The industry changes pretty quickly but I can't think of anything too significant that's changed in the past four years. Also once you've learned enough tech it's not too hard to pick up something new quickly.
I knew basically no React when I was hired at my current job, I only knew Angular, and while they hired me for a client that wanted Angular, that fell through and they put me on a React team and I picked it up well enough to contribute more than bug fixes after like, two weeks, and now 3 years later I'm waaaay more comfortable with React than I ever was with Angular.

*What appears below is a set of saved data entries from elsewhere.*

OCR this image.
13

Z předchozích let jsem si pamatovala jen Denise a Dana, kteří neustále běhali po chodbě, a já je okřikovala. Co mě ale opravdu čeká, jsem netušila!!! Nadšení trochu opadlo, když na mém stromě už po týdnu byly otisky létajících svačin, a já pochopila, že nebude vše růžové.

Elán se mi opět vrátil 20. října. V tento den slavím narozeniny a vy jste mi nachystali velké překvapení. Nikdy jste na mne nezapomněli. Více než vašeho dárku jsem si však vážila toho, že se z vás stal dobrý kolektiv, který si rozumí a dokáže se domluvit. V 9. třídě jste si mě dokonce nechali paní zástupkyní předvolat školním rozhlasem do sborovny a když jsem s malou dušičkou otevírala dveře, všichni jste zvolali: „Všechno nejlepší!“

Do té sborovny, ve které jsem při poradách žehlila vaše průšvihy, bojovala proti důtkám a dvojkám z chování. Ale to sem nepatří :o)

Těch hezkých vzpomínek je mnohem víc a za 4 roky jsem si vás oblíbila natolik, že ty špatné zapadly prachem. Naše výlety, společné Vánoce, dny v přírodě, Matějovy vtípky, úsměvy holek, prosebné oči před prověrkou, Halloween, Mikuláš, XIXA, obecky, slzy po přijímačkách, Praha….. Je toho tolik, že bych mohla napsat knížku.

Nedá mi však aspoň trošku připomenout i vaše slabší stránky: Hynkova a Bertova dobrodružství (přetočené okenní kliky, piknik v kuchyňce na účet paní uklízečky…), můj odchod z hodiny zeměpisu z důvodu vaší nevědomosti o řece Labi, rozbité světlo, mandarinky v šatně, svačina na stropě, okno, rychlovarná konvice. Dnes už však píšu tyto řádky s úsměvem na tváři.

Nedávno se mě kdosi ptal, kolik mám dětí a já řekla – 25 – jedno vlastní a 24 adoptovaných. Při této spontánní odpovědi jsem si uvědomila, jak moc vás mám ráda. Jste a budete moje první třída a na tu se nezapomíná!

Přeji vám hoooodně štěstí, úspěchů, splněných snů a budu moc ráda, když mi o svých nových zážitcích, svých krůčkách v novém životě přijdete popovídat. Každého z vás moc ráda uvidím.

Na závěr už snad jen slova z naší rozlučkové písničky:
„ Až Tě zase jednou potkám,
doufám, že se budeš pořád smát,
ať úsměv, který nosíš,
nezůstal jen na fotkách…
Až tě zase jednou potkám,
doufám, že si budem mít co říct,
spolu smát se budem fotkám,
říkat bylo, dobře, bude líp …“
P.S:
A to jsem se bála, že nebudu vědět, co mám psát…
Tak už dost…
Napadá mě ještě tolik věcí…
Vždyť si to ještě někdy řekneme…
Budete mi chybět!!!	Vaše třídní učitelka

Honestly, I'd be happy enough to write purely React code for the next 5 or 10 years, but I do find all of the extra skills required of a front-end developer to be completely mind numbing... Cloud deployments, build routines, databases, etc.
What skills/technologies do you think are mandatory to know in 2024?
When you're fresh back, you won't be competitive in most job interview test scenarios, for two reasons: one is that you often won't have the specific skills (or context) being tested (e.g. facing down a TypeScript coding interview instead of a JavaScript coding interview,) or, worse, you'll have skills in the _wrong_ packages, and in the design interview, these skills will incline you to make outmoded architectural choices (you'd solve a problem with Selenium instead of Playwright, for example.)
In my experience, you'll be dependent on people around you for guidance and context for at least a year.
That's the bad news. The _good_ news is that you'll bring to the table your original core skills and experience, which essentially vouch to an employer that you _will_, within a dozen months, be a non-regrettable hire. Turning the chessboard around, this means that they can essentially hire you at below-market rate, with a higher probability that their bet will pay off (in comparison to someone entering the industry fresh.) It also means that you'll be less likely to bounce to another employer, as you will (correctly) perceive your chances as worse-than-average, and you will (probably) have goodwill for the employer that gave you a hand back up.
In short, you will appear not only to have favourable 'burn' characteristics, but favourable 'churn' characteristics as well, and one or both of these facts, to the right employer, might put you at the front of the line. (Recalling that burn and churn are the two greatest foes faced by smaller tech companies.)
So, your loss becomes their gain, which, if communicated properly, becomes your gain again. Sort of.
This argument works best on companies that are _not_ hand-to-mouth first-hire startups (as they can't afford to wait a year on any bet, let alone provide the peers you'd need to re-up and re-orient your skillset,) and are also not large corporations (who are generally too big to respond to argumentation; a balleen whale does not argue with krill.)
Companies that have been around for a year or three and have between 10 and 100 employees, though, are prospects.
Finally, I can't overstate the importance of two other factors: personal network, and luck (luck being $RAND * $PERSONAL_NETWORK). This whole pitch works much, much better with someone who has some connection to you.
Good luck <3
That's a great analysis of how to position oneself in the recruitment process. Sounds like I'll be focusing on roles at mid-size companies going forward.
I appreciate the kind advice. Thank you.